Il y a près de deux siècles, l’apparition de la locomotive à vapeur a suscité de nombreuses angoisses dans la population : crainte des effets de la vitesse, des incendies, effets sur les femmes enceintes… Chaque technologie, a fortiori quand elle est spectaculaire et qu’elle s’impose rapidement dans nos vies, apporte avec elle son lot de peurs – irrationnelles pour partie mais pas seulement.

L’arrivée de l’intelligence artificielle (IA), matérialisé par Chat GPT, a produit une sidération et des inquiétudes comparables. En donnant corps à un concept qui infusait depuis longtemps dans nos vies numériques, nous avons compris intuitivement que nous pénétrions dans une ère nouvelle.

Or, pour permettre à une technologie de rupture de s’imposer et d’accomplir tout son potentiel de transformation, il existe deux prérequis à satisfaire : garantir la sécurité de son fonctionnement et définir des règles communes qui président à son usage. Le train n’aurait jamais pu s’imposer sans limiter au maximum les risques d’accident qui en font le moyen de transport le plus sûr aujourd’hui, mais aussi sans uniformiser progressivement les rails et les locomotives. Il en va de même pour l’IA.

Pour avancer dans cette direction, le 30 octobre dernier, les dirigeants du G7 sont parvenus à un accord sur « des principes directeurs et sur un code de conduite en matière d’intelligence artificielle (IA) ». Le lendemain, le Royaume-Uni a organisé la première conférence mondiale consacrée aux risques associés à l’IA. Les États membres de l’UE ont quant à eux adopté en mai 2024 un règlement sur l'IA. Et en février prochain, la France accueillera un nouveau sommet mondial sur l’IA visant à promouvoir des règles de bonne gouvernance collectives.

Parmi les nombreuses spécificités de la « révolution IA », il faut donc noter celle-ci : aucun État dans le monde n’a voulu réguler ce phénomène de manière solitaire. Alors que les tensions sont de plus en plus vives entre un sentiment national qui s’impose dans le débat politique et une globalisation des enjeux qui parcourent notre société (transition écologique, mondialisation économique et financière, etc.), le débat est ici déjà tranché : pour se saisir des potentialités de l’IA et contenir ses dangers, les règles du jeu doivent être définies collectivement à l’échelle mondiale.
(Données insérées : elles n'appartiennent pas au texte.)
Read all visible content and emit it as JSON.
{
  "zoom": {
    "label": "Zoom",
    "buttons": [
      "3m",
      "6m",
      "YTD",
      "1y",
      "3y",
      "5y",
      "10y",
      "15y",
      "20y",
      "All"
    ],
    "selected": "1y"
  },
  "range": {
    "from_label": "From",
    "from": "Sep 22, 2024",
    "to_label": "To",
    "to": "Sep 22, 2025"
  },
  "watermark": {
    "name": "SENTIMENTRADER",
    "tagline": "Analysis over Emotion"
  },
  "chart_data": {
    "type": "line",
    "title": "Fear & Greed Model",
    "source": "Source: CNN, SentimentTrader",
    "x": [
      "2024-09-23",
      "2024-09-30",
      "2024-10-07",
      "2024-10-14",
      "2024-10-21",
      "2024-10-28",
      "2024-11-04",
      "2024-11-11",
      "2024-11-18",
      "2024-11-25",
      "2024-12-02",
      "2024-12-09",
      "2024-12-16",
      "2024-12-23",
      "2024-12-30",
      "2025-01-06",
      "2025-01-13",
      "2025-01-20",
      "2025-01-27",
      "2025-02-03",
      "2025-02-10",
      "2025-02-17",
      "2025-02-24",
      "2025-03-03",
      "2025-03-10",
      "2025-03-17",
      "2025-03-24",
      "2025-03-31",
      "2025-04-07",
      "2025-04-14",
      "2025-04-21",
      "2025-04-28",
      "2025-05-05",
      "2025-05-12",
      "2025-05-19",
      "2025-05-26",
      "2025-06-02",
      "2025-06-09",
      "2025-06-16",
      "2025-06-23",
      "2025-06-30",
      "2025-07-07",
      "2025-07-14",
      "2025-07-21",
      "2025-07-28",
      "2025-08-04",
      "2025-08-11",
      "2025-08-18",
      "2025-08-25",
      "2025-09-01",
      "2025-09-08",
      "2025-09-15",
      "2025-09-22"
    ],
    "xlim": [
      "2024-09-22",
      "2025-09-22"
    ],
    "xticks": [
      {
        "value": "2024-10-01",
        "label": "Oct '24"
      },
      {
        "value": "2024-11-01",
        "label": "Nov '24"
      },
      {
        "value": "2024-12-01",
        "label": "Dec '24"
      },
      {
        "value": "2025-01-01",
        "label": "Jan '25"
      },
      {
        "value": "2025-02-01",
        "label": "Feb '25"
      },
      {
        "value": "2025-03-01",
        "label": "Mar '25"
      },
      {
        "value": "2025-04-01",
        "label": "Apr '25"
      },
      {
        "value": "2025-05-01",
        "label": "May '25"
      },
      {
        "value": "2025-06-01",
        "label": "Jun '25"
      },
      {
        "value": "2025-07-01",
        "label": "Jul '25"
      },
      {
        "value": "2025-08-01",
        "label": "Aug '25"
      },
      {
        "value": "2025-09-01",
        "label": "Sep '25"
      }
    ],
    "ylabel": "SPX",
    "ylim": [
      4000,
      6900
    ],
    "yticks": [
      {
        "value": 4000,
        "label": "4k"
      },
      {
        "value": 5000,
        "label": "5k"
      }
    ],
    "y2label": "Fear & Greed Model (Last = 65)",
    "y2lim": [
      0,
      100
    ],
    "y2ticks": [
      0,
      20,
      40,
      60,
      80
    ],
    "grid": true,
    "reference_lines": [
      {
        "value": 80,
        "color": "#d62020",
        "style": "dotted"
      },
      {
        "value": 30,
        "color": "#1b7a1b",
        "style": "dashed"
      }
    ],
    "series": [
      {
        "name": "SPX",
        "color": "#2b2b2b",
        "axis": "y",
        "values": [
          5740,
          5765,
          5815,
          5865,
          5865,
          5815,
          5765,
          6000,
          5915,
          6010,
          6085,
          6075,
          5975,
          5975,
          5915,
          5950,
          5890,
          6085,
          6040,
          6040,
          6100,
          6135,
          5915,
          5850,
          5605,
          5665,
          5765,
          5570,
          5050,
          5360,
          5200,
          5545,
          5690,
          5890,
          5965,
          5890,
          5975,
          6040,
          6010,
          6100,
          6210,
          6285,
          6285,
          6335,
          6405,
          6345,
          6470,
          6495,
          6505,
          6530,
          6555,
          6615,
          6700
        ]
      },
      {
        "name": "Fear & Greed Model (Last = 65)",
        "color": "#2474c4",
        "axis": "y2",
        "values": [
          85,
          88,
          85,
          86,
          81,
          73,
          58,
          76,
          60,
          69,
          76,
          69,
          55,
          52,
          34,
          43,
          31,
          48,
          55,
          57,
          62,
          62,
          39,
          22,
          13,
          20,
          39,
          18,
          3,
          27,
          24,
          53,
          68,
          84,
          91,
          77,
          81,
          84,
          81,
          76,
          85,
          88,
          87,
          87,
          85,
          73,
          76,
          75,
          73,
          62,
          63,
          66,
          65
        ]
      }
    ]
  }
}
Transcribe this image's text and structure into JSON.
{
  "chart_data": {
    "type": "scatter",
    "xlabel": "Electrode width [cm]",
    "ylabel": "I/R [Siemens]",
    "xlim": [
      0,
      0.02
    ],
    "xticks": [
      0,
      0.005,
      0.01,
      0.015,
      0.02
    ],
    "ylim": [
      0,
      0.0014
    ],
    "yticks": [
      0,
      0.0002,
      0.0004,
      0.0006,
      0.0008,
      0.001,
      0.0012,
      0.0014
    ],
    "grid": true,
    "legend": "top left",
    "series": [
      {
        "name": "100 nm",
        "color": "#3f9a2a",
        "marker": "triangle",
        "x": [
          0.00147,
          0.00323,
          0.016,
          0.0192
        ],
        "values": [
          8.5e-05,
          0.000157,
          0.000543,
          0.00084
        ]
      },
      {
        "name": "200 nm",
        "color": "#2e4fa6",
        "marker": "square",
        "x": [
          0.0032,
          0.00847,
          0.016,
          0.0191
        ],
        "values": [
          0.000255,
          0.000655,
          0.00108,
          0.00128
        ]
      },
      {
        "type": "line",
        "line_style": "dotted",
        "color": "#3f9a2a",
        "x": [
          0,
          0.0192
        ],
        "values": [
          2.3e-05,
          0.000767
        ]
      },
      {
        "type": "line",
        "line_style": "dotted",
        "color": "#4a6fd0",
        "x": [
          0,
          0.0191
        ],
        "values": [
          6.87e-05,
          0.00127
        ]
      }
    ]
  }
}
Dans ce domaine, l’Europe dispose d’un temps de retard et d’un temps d’avance : retard en matière de technologies, au regard de ce qui se fait aux États-Unis et en Chine, mais avance en termes de régulation, avec son règlement sur l’IA. Qu’on le déplore ou que l’on s’en réjouisse, l’UE est de plus en plus devenue une puissance normative plutôt qu’économique ou que technologique. Pour l’IA, cela confère à notre continent une lourde responsabilité : celle d’être à l’avant-poste pour faire émerger un consensus mondial pour une gouvernance éthique et collective de l’IA.

Car il ne suffira pas cette fois d’adopter des règles applicables à l’UE et d’espérer que le reste du monde s’en inspire. Les enjeux sont tels – en matière de liberté publique, de sécurité et plus largement, de rapport à ce qui fait notre humanité – que des règles qui ne seraient pas acceptées par tous et partout seraient inutiles. Par conséquent, l’Europe doit ici abandonner l’idée qu’elle saura mieux que les autres décider des règles à suivre et convier autour de la table tous les acteurs, publics et privés, d’où qu’ils viennent, y compris hors d’Europe, pour aboutir à une doctrine commune.

Sans infrastructures de transport, aucun pays ne pouvait espérait se développer hier. Demain, la maîtrise de l’IA sera aussi un prérequis absolument indispensable pour peser dans le monde. Mais cela ne suffira pas à construire un avenir meilleur : il faudra aussi s’assurer que le monde entier fasse un usage responsable de cet outil. Et si l’Europe est certainement le meilleur endroit pour définir ces règles, ce sera à condition de ne pas le faire seulement… entre européens.